Note that although the case where both the engine rotation speed and the pump discharge flow rate are controlled simultaneously by operating the operation member 6 has been described above, the present invention can also be applied to a case where the engine rotation speed is controlled by a separate operation member. Moreover, although the case where deceleration display is performed for the travel hydraulic drive circuit has been described above, the present invention can also be applied to a swing hydraulic drive circuit.
In this case, the rapid deceleration of the turning speed can be recognized from the outside of the work machine, improving the safety of on-site work.

G0 Effects of the Invention According to the present invention, the sudden deceleration of the inertial body driven by a hydraulic closed circuit is displayed on the display means provided outside the working machine, for example, on the rear surface of the traveling vehicle, so that the following vehicle can see the sudden deceleration. can tell when the vehicle in front of them is suddenly slowing down.

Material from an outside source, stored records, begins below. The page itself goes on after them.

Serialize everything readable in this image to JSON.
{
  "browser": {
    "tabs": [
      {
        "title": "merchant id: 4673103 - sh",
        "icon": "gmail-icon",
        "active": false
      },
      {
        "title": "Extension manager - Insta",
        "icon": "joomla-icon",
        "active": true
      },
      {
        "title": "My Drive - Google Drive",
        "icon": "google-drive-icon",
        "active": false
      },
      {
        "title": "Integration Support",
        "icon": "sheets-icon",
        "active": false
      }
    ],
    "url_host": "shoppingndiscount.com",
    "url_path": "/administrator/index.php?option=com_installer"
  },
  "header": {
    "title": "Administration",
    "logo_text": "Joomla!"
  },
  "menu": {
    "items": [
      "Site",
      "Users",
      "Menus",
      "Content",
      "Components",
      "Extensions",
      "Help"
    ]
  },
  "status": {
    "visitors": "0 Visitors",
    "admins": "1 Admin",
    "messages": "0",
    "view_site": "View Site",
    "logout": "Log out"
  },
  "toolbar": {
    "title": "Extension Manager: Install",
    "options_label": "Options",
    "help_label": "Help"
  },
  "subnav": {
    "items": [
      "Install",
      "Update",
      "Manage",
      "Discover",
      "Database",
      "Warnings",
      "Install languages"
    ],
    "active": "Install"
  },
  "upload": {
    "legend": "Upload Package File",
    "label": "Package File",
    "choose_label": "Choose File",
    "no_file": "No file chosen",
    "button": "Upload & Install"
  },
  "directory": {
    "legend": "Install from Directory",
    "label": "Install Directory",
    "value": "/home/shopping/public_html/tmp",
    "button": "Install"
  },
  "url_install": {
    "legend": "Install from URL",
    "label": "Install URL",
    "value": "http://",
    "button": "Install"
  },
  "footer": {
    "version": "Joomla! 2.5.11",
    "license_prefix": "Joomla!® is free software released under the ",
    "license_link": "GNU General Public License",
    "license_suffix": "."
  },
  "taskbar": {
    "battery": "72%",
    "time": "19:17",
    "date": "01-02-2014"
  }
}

[Brief explanation of the drawing]

FIG. 1 is a circuit diagram showing a first embodiment of the present invention. 2 and 3 show a second embodiment, in which FIG. 2 is a hydraulic circuit diagram and FIG. 3 is an electric circuit diagram of an indicator light. FIG. 4 is a block diagram of an indicator light control circuit showing a third embodiment. FIG. 5 is a traveling hydraulic drive circuit diagram showing a conventional example. 1: Double tilting hydraulic pump 2A, 2B: Pipe line 3: Hydraulic motor 6: Operating member 9: Pressure reducing valve 1
0: Forward/forward switching valve 11: Regulator 21: Switching valve 23: Pressure switch 25: Indicator light 26: Brake switch

Claims (1)

[Scope of Claims] A double tilting hydraulic pump capable of discharging pressure oil to either of a pair of ports, a hydraulic motor driving an inertial body connected to the hydraulic pump in a closed circuit and connected to an output shaft; A deceleration display device for a work machine, comprising a switching means for switching the discharge direction of a double tilting hydraulic pump, comprising: a display means provided outside the work machine for displaying a deceleration state; and a control hydraulic pump switched by the switching means. pressure detection means for detecting circuit pressure on the side opposite to the pressure oil discharge direction; and display drive means for operating the display means when the pressure detected by the pressure detection means exceeds a predetermined value. Features: A deceleration display device for work equipment.